L'importance de s'engager pour préserver la francophonie s'est fait sentir lorsqu'elle a eu des enfants, raconte Suzanne de Courville Nicol.

C'est d'abord un sens du devoir qui l'animait au début, puis avec les années et les succès, son travail bénévole est devenu un plaisir, explique-t-elle.

Malgré sa détermination, de nombreux combats ont été difficiles à mener, avoue-t-elle.

La résistance par rapport à l'idée de rendre les francophones responsables de la gestion de leurs écoles a entre autres été épuisante et l'a même laissée en larmes, parfois.

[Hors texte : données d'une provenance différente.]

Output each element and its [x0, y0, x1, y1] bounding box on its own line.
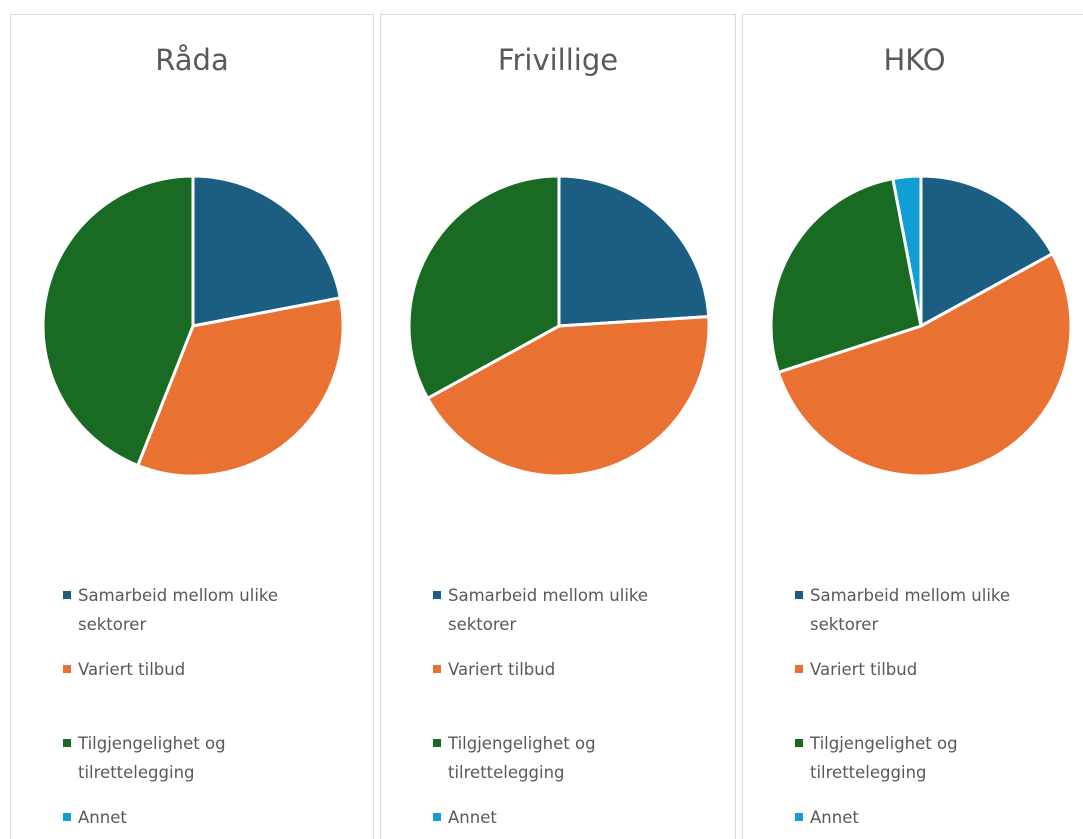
- legend-label: Samarbeid mellom ulike sektorer: [78, 586, 279, 634]
- legend-swatch: [63, 739, 71, 747]
- legend-label: Annet: [810, 808, 859, 827]
- legend: Samarbeid mellom ulike sektorer Variert t…: [433, 581, 703, 839]
- chart-panel: HKO Samarbeid mellom ulike sektorer Varier…: [742, 14, 1083, 839]
- legend-item: Tilgjengelighet og tilrettelegging: [63, 729, 333, 803]
- legend: Samarbeid mellom ulike sektorer Variert t…: [795, 581, 1065, 839]
- legend-label: Tilgjengelighet og tilrettelegging: [810, 734, 958, 782]
- legend-label: Tilgjengelighet og tilrettelegging: [448, 734, 596, 782]
- legend-label: Samarbeid mellom ulike sektorer: [810, 586, 1011, 634]
- legend-item: Annet: [795, 803, 1065, 839]
- legend-swatch: [433, 739, 441, 747]
- legend-label: Tilgjengelighet og tilrettelegging: [78, 734, 226, 782]
- legend-item: Samarbeid mellom ulike sektorer: [63, 581, 333, 655]
- pie-slice: [919, 174, 1054, 328]
- pie-slice: [557, 174, 711, 328]
- legend-swatch: [63, 813, 71, 821]
- legend-label: Variert tilbud: [810, 660, 918, 679]
- pie-slice: [41, 174, 195, 467]
- legend-item: Tilgjengelighet og tilrettelegging: [795, 729, 1065, 803]
- pie-chart: [407, 174, 711, 478]
- legend-label: Variert tilbud: [78, 660, 186, 679]
- chart-title: Frivillige: [497, 43, 619, 77]
- legend-item: Samarbeid mellom ulike sektorer: [795, 581, 1065, 655]
- pie-slice: [776, 252, 1073, 478]
- legend-item: Variert tilbud: [63, 655, 333, 729]
- pie-slice: [891, 174, 923, 328]
- legend-swatch: [433, 591, 441, 599]
- legend-swatch: [433, 665, 441, 673]
- chart-title: Råda: [155, 43, 229, 77]
- legend-swatch: [63, 665, 71, 673]
- chart-panel: Frivillige Samarbeid mellom ulike sektore…: [380, 14, 736, 839]
- pie-slice: [426, 315, 711, 478]
- pie-chart: [769, 174, 1073, 478]
- legend-swatch: [63, 591, 71, 599]
- legend-item: Variert tilbud: [433, 655, 703, 729]
- legend: Samarbeid mellom ulike sektorer Variert t…: [63, 581, 333, 839]
- legend-item: Annet: [63, 803, 333, 839]
- pie-slice: [769, 177, 923, 374]
- pie-chart: [41, 174, 345, 478]
- legend-item: Annet: [433, 803, 703, 839]
- pie-slice: [136, 296, 345, 478]
- legend-item: Variert tilbud: [795, 655, 1065, 729]
- chart-panel: Råda Samarbeid mellom ulike sektorer Varie…: [10, 14, 374, 839]
- legend-swatch: [795, 739, 803, 747]
- legend-swatch: [433, 813, 441, 821]
- legend-label: Annet: [448, 808, 497, 827]
- legend-label: Annet: [78, 808, 127, 827]
- legend-item: Samarbeid mellom ulike sektorer: [433, 581, 703, 655]
- pie-slice: [191, 174, 342, 328]
- legend-item: Tilgjengelighet og tilrettelegging: [433, 729, 703, 803]
- legend-label: Samarbeid mellom ulike sektorer: [448, 586, 649, 634]
- legend-swatch: [795, 813, 803, 821]
- legend-swatch: [795, 591, 803, 599]
- chart-title: HKO: [883, 43, 946, 77]
- legend-swatch: [795, 665, 803, 673]
- pie-slice: [407, 174, 561, 400]
- legend-label: Variert tilbud: [448, 660, 556, 679]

Ça a été affreux comme expérience , se rappelle-t-elle.

La création du centre communautaire scolaire a aussi été un épisode pénible, mais ce genre d'expérience lui a permis de découvrir son côté combatif, affirme-t-elle.

« Je considérais que c'était mon devoir de ne pas baisser les bras et de continuer de faire ce qu'il y avait à faire. »

— Une citation de  Suzanne de Courville Nicol, bénévole engagée dans la francophonie albertaine durant plusieurs décennies

Maintenant installée en Colombie-Britannique pour se rapprocher de sa famille, Suzanne de Courville Nicol n'a visiblement pas l'intention d'abandonner son militantisme. Elle est déjà membre de l'association des francophones de Kamloops et a écrit au ministre de la Santé pour demander une amélioration des soins offerts dans la province.